Wednesday night I participated in the Beaujolais Taste Live event called "The Feminine Side of Beaujolais: a focus on the lighter style crus". I disagree with the assignment of gender to wines; it's like saying beef is for men and poultry is for women, ignoring the manly appreciation of fried chicken, chicken wings, and turduckens. You can drink a rosé while holding a rifle and standing over the corpse of a 500kg/1100lb moose. It doesn't cause you to lose any man points.
Indeed, during the tasting I brought up the concept of "quiet strength". Think about Gary Cooper or James Stewart. They didn't make their way in Hollywood through explosions and screaming, but none would deny the power in the roles they played. Cru Beaujolais is sort of like that. It's not going to hit you upside the head with a baseball bat, but there's some great structure and complexity. I also recommended during the online tasting that many of these would be great with game like duck, rabbit, venison, etc.
With this tasting we covered four of the crus, including one that's new to me: Chiroubles. That leaves only one cru to try, my white whale, Côte de Brouilly. I must admit that I was really excited about this tasting. I love good Beaujolais, and these bottles represent producers that I haven't seen in Memphis.

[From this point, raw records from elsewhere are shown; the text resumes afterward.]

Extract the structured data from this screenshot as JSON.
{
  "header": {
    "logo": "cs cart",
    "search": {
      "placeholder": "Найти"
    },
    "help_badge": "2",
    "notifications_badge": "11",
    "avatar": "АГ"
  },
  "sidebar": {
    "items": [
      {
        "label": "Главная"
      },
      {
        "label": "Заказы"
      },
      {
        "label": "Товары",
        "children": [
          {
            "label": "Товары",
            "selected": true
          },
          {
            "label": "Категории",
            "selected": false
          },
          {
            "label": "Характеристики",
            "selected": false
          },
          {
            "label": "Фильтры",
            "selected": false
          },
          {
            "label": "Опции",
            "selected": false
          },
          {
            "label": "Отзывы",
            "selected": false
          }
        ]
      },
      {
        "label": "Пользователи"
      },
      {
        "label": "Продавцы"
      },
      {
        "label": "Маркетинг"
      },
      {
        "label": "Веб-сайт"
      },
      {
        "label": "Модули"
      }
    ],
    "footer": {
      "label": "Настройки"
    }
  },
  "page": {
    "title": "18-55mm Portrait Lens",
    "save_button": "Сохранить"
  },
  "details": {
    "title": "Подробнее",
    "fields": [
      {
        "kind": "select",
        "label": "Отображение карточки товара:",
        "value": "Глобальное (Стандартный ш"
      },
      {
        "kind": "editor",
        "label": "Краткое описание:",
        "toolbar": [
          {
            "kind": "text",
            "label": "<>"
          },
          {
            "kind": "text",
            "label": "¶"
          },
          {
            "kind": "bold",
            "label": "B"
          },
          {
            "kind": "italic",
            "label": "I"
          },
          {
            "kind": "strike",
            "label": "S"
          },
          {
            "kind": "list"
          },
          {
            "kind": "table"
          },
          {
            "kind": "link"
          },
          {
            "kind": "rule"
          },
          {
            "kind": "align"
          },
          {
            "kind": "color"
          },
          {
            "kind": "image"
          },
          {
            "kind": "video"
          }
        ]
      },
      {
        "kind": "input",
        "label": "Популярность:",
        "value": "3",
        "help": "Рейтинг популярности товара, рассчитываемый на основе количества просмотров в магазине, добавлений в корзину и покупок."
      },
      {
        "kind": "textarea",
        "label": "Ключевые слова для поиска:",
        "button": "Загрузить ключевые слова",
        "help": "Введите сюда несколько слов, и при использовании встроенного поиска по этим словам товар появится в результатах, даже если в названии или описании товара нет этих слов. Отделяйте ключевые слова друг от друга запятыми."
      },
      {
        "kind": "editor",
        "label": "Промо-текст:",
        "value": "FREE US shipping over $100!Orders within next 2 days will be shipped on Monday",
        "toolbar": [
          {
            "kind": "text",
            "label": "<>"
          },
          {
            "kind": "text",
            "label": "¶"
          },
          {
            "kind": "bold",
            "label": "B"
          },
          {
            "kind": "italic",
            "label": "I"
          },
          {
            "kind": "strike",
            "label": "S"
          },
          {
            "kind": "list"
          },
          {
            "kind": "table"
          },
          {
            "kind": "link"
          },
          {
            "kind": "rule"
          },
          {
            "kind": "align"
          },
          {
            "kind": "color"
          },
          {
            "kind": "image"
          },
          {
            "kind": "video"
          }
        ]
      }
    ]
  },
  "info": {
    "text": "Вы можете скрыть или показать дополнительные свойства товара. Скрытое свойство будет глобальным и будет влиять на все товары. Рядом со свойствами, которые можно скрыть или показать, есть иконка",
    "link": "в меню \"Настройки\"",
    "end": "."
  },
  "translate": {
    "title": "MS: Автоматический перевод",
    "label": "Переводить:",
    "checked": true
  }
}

2009 Domaine Cheysson Chiroubles
$19, 12.5% abv.
Little meaty on the nose, with a touch of rose petals and leather. A little tart acidity, cherry flavors, and a very light body and finish. Serve with some smoked salmon and toast points, capers, that sort of thing. Think about an occasion where you would serve a young Pinot Noir, and this is your pick.
2009 Henry Fessy Brouilly
$17, 13.5% abv.
Toast, with a hint of black cherry jam. Light cherry flavors with a little woody undertone. This wine is practically screaming for some pissaladière, the onion pizza of Provence. This wine also takes advantage of a bit of breathing, but the rewards are great.
2009 Charly Thevenet “Grain et Granit” Régnié
$36, 13% abv.
This is the deepest of the group, with a strong prune aroma with a bit of cinnamon. Medium body, firm black cherry flavors, and just a little tannic edge--the only one that showed any tannins. No argument here: grill up some lamb. Chops, legs, ribs, doesn't matter. Grab some ground lamb and make burgers to go with brioche rolls and mesclun greens and aioli.
2009 Alain Coudert Clos de la Roilette Fleurie
$20, 13% abv.
Bacon fat and a little smoke, ballet dancer light and delicate, it simply melts in your mouth. Just a hint of a raspberry flavor. I loved the way this one rolled around, and when I say "ballet dancer", what I mean is this: the wine seemed to expertly respond to my palate, even as I tried it with a few different foods. It was graceful but professional, and was a sheer delight.
Note: These wines were received as samples.